+1
özet geç diyecek arkadaşlar lütfen en baştan çıkıp gitsin. bir eski gazeteci arkadaşımızın yazdığı yazı:
"eğitim hayatım devam ederken 3-5 kuruş kazanayım diye bir gazeteden gelen iş teklifine evet demiştim. insan, yeni tanıştığı insanları onların kendilerini tanıtma için kurdukları cümlelerden yola çıkarak tanıyor ilkin. dolayısı ile gazetede "onurlu", "aydın", "prangasız", "özgür" bir yığın yönetici vardı. iş arkadaşlarım ise aldıkları asgari ücret ile geçinmeye çalışan gariban, başka iş bulsam da buradan gibtir olup gitsemci tiplerdi.
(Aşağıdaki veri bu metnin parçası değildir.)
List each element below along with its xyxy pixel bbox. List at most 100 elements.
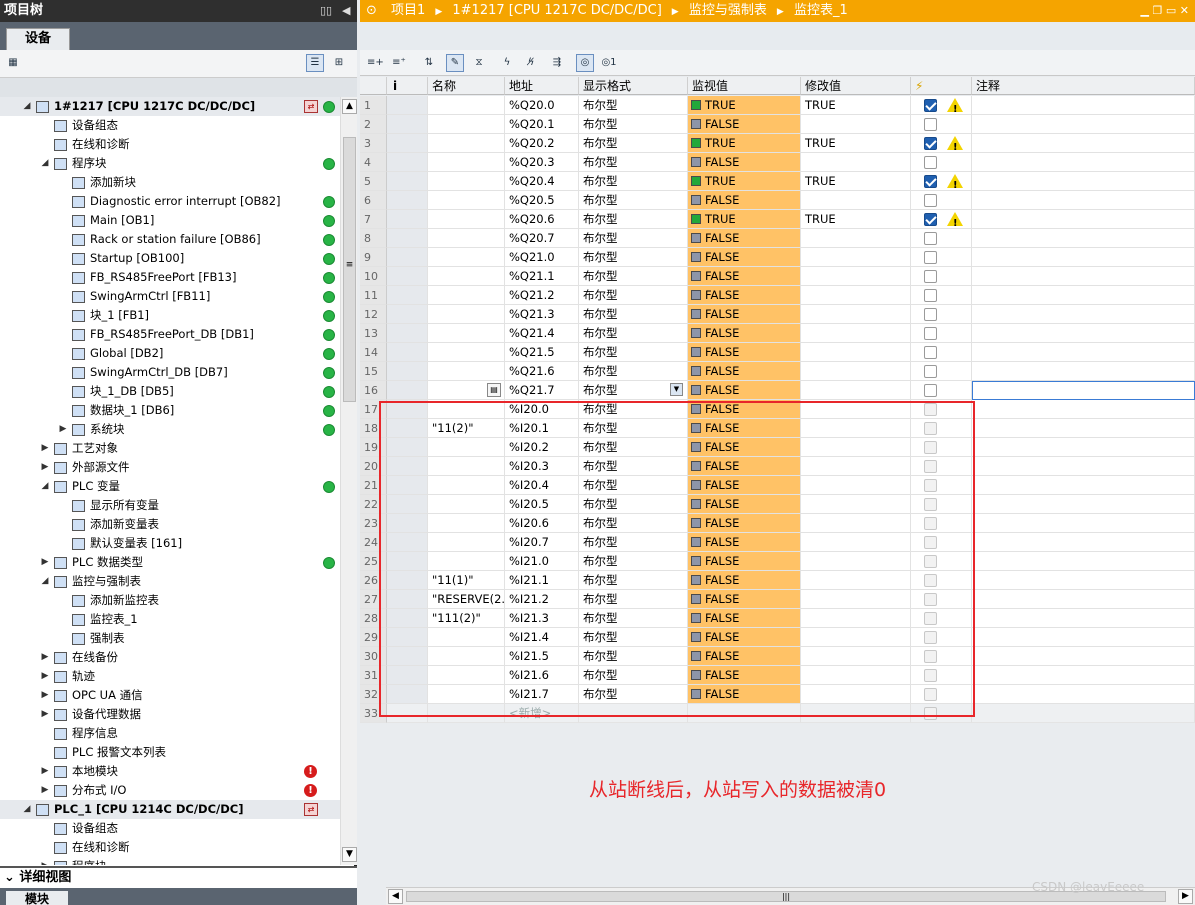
modify-value-cell[interactable] [801,438,911,457]
display-format-cell[interactable]: 布尔型 [579,343,688,362]
address-cell[interactable]: %I21.1 [505,571,579,590]
row-number[interactable]: 31 [360,666,387,685]
name-cell[interactable] [428,514,505,533]
tree-item[interactable]: ◢ PLC 变量 [0,477,340,496]
modify-value-cell[interactable] [801,115,911,134]
address-cell[interactable]: %I20.3 [505,457,579,476]
monitor-once-icon[interactable]: ◎1 [600,54,618,72]
address-cell[interactable]: %Q21.5 [505,343,579,362]
display-format-cell[interactable]: 布尔型 [579,514,688,533]
row-number[interactable]: 13 [360,324,387,343]
tree-item[interactable]: ▶ 本地模块! [0,762,340,781]
display-format-cell[interactable]: 布尔型 [579,286,688,305]
scroll-left-icon[interactable]: ◀ [388,889,403,904]
scroll-up-icon[interactable]: ▲ [342,99,357,114]
header-name[interactable]: 名称 [428,77,505,95]
address-cell[interactable]: %Q21.3 [505,305,579,324]
collapse-panel-icon[interactable]: ◀ [342,0,350,22]
stop-force-icon[interactable]: ϟ̸ [522,54,540,72]
tree-item[interactable]: Startup [OB100] [0,249,340,268]
display-format-cell[interactable]: 布尔型 [579,552,688,571]
tree-item[interactable]: Global [DB2] [0,344,340,363]
address-cell[interactable]: %I21.7 [505,685,579,704]
tree-item[interactable]: 添加新变量表 [0,515,340,534]
modify-now-icon[interactable]: ⇅ [420,54,438,72]
display-format-cell[interactable]: 布尔型 [579,438,688,457]
tree-item[interactable]: ▶ 程序块 [0,857,340,865]
force-icon[interactable]: ϟ [498,54,516,72]
add-device-icon[interactable]: ⊞ [330,54,348,72]
monitor-all-icon[interactable]: ◎ [576,54,594,72]
tree-item[interactable]: ◢ 1#1217 [CPU 1217C DC/DC/DC] ⇄ [0,97,340,116]
row-number[interactable]: 6 [360,191,387,210]
tree-item[interactable]: 添加新监控表 [0,591,340,610]
modify-checkbox[interactable] [924,384,937,397]
tree-item[interactable]: 默认变量表 [161] [0,534,340,553]
modify-value-cell[interactable] [801,324,911,343]
row-number[interactable]: 24 [360,533,387,552]
comment-cell[interactable] [972,210,1195,229]
overview-icon[interactable]: ▦ [4,54,22,72]
comment-cell[interactable] [972,419,1195,438]
modify-checkbox[interactable] [924,213,937,226]
tree-item[interactable]: Rack or station failure [OB86] [0,230,340,249]
display-format-cell[interactable]: 布尔型 [579,115,688,134]
row-number[interactable]: 21 [360,476,387,495]
row-number[interactable]: 4 [360,153,387,172]
comment-cell[interactable] [972,533,1195,552]
display-format-cell[interactable]: 布尔型 [579,419,688,438]
header-modify-value[interactable]: 修改值 [801,77,911,95]
comment-cell[interactable] [972,96,1195,115]
collapse-arrow-icon[interactable]: ◢ [40,154,50,173]
row-number[interactable]: 28 [360,609,387,628]
name-cell[interactable] [428,153,505,172]
modify-value-cell[interactable] [801,400,911,419]
comment-cell[interactable] [972,343,1195,362]
modify-value-cell[interactable] [801,628,911,647]
address-cell[interactable]: %I20.7 [505,533,579,552]
name-cell[interactable] [428,476,505,495]
modify-value-cell[interactable] [801,609,911,628]
modify-value-cell[interactable] [801,381,911,400]
name-cell[interactable] [428,457,505,476]
tree-item[interactable]: ▶ PLC 数据类型 [0,553,340,572]
header-display-format[interactable]: 显示格式 [579,77,688,95]
modify-value-cell[interactable] [801,704,911,723]
modify-checkbox[interactable] [924,99,937,112]
tree-item[interactable]: SwingArmCtrl [FB11] [0,287,340,306]
expand-arrow-icon[interactable]: ▶ [40,648,50,667]
modify-checkbox[interactable] [924,289,937,302]
name-cell[interactable]: "RESERVE(2... [428,590,505,609]
modify-checkbox[interactable] [924,175,937,188]
tree-item[interactable]: 显示所有变量 [0,496,340,515]
collapse-arrow-icon[interactable]: ◢ [22,800,32,819]
row-number[interactable]: 11 [360,286,387,305]
address-cell[interactable]: %Q21.4 [505,324,579,343]
header-monitor-value[interactable]: 监视值 [688,77,801,95]
name-cell[interactable] [428,628,505,647]
display-format-cell[interactable]: 布尔型 [579,305,688,324]
comment-cell[interactable] [972,172,1195,191]
row-number[interactable]: 15 [360,362,387,381]
tree-item[interactable]: ◢ 监控与强制表 [0,572,340,591]
tree-item[interactable]: 块_1 [FB1] [0,306,340,325]
display-format-cell[interactable]: 布尔型 [579,628,688,647]
restore-icon[interactable]: ❐ [1153,4,1163,17]
row-number[interactable]: 3 [360,134,387,153]
breadcrumb-item[interactable]: 监控与强制表 [689,3,767,18]
modify-checkbox[interactable] [924,118,937,131]
scroll-thumb[interactable]: ≡ [343,137,356,402]
modify-value-cell[interactable] [801,153,911,172]
breadcrumb-item[interactable]: 项目1 [391,3,425,18]
collapse-arrow-icon[interactable]: ◢ [40,477,50,496]
display-format-cell[interactable]: 布尔型 [579,400,688,419]
modify-checkbox[interactable] [924,194,937,207]
row-number[interactable]: 26 [360,571,387,590]
display-format-cell[interactable]: 布尔型 [579,153,688,172]
scroll-down-icon[interactable]: ▼ [342,847,357,862]
address-cell[interactable]: %Q21.6 [505,362,579,381]
modify-value-cell[interactable] [801,248,911,267]
tree-item[interactable]: 数据块_1 [DB6] [0,401,340,420]
comment-cell[interactable] [972,381,1195,400]
expand-arrow-icon[interactable]: ▶ [40,857,50,865]
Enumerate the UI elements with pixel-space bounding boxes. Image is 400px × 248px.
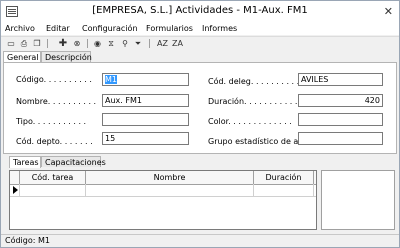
column-cod-tarea[interactable]: Cód. tarea (20, 171, 86, 184)
tab-tareas[interactable]: Tareas (9, 156, 41, 168)
menu-archivo[interactable]: Archivo (5, 24, 35, 33)
duracion-label: Duración. . . . . . . . . . . (208, 97, 298, 106)
window-title: [EMPRESA, S.L.] Actividades - M1-Aux. FM… (92, 5, 308, 16)
menu-formularios[interactable]: Formularios (146, 24, 193, 33)
menu-bar: Archivo Editar Configuración Formularios… (1, 23, 399, 35)
grupo-label: Grupo estadístico de acti (208, 137, 298, 146)
general-panel: Código. . . . . . . . . . M1 Nombre. . .… (3, 62, 397, 154)
toolbar-separator (47, 39, 48, 48)
side-panel (321, 170, 395, 230)
grid-header: Cód. tarea Nombre Duración (10, 171, 316, 185)
add-icon[interactable]: ✚ (57, 38, 69, 49)
tareas-grid: Cód. tarea Nombre Duración (9, 170, 317, 230)
toolbar-separator (149, 39, 150, 48)
column-duracion[interactable]: Duración (254, 171, 314, 184)
funnel-icon[interactable]: ⏷ (132, 38, 144, 49)
sort-descending-icon[interactable]: ZA (171, 38, 184, 49)
current-row-arrow-icon (10, 184, 20, 196)
codigo-label: Código. . . . . . . . . . (16, 75, 92, 84)
status-text: Código: M1 (5, 236, 50, 245)
color-field[interactable] (298, 113, 383, 126)
color-label: Color. . . . . . . . . . . . . (208, 117, 292, 126)
duracion-field[interactable]: 420 (298, 94, 383, 107)
cell-nombre[interactable] (86, 184, 254, 196)
menu-editar[interactable]: Editar (46, 24, 70, 33)
sort-ascending-icon[interactable]: AZ (156, 38, 169, 49)
menu-informes[interactable]: Informes (202, 24, 237, 33)
search-icon[interactable]: ⚲ (119, 38, 131, 49)
cod-deleg-field[interactable]: AVILES (298, 73, 383, 86)
row-indicator-header (10, 171, 20, 184)
cod-depto-label: Cód. depto. . . . . . . (16, 137, 93, 146)
cell-duracion[interactable] (254, 184, 314, 196)
title-bar: [EMPRESA, S.L.] Actividades - M1-Aux. FM… (1, 1, 399, 23)
view-icon[interactable]: ◉ (91, 38, 104, 49)
application-window: [EMPRESA, S.L.] Actividades - M1-Aux. FM… (0, 0, 400, 248)
cod-depto-field[interactable]: 15 (102, 132, 189, 145)
nombre-label: Nombre. . . . . . . . . . (16, 97, 97, 106)
table-row[interactable] (10, 184, 316, 197)
column-nombre[interactable]: Nombre (86, 171, 254, 184)
grupo-field[interactable] (298, 132, 383, 145)
close-icon[interactable]: ✕ (384, 5, 393, 18)
codigo-field[interactable]: M1 (102, 73, 189, 86)
codigo-value: M1 (105, 75, 117, 84)
cell-cod-tarea[interactable] (20, 184, 86, 196)
toolbar: ▭ ⎙ ❐ ✚ ⊗ ◉ ⧖ ⚲ ⏷ AZ ZA (1, 36, 399, 51)
delete-icon[interactable]: ⊗ (71, 38, 83, 49)
print-icon[interactable]: ⎙ (18, 38, 30, 49)
status-bar: Código: M1 (1, 234, 399, 247)
tab-descripcion[interactable]: Descripción (41, 51, 92, 62)
new-document-icon[interactable]: ▭ (5, 38, 17, 49)
menu-configuracion[interactable]: Configuración (82, 24, 138, 33)
filter-icon[interactable]: ⧖ (105, 38, 117, 49)
tipo-label: Tipo. . . . . . . . . . . (16, 117, 87, 126)
tipo-field[interactable] (102, 113, 189, 126)
toolbar-separator (87, 39, 88, 48)
copy-icon[interactable]: ❐ (31, 38, 43, 49)
cod-deleg-label: Cód. deleg. . . . . . . . . . (208, 77, 300, 86)
nombre-field[interactable]: Aux. FM1 (102, 94, 189, 107)
tab-capacitaciones[interactable]: Capacitaciones (41, 156, 106, 167)
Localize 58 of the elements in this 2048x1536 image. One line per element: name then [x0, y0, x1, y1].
ilerleyen günlerde işi çok hızlı bir şekilde öğrendiğim söylendi ve bir ay dolmadan sayfa çizmeye vesaire başladım. siyasi haberlere, bitirdiğim fakülte gereği hep ben yollanıyordum. seçim zamanı yaklaşıyor ve gazeteye gelip giden aday adayları, parti il başkanları, meclis üyeleri sayısı giderek artıyordu. konuşmayı dahi bilmeyen adamlar, yeni büyükşehir olmuş bir şehri yönetmek için yola çıkmış ve büyük çoğunluğu da müteahhit... röportajlar yayınlanıyor (tabi ki ciddi paralar ve reklamlar alınıyordu bu adamlardan) ve iki de bir, "sen bilirsin işte ne yazacağını. başbakanı, bakan bayraktarı, belediye başkanını ve il başkanını övebildiğin kadar öv" diyorlardı.
en çok parayı veren manşet sayfasından yer kapıyor, en çok reklam veren firmaya haber yapabilmek için kırk takla atılıyordu. günler, "samimiyetsizlik" kelimesini bütün gerçekliğiyle yüzüme vura vura geçip gidiyordu. üçüncü ayın sonunda artık spor sayfaları haricinde bir yerel gazeteyi dizgiye verecek kadar öğrenmiştim işi.
bir gazeteci olarak numaram ve e-mail adresim insanlara ulaşıyor, artık haber kendiliğinden geliyordu. bu samimiyetsiz ortama katlanmamın yegane sebeplerinden biri de böbrek yetmezliğinden dolayı ölümüne ramak kalmış bir bebek ile ilgili yaptığım haber oldu. pek çok ulusal gazete aradı, haberi aldı ve twitterda türkiye gündeminin en çok konuşulanı oldu. yardım için pek çok kişi aradı. açtığımız banka hesabına ciddi paralar yatırıldı ve tek kuruşuna dokunulmadan paralar çocuğun babaannesine teslim edildi. böbrek bulundu, çocuk kurtuldu.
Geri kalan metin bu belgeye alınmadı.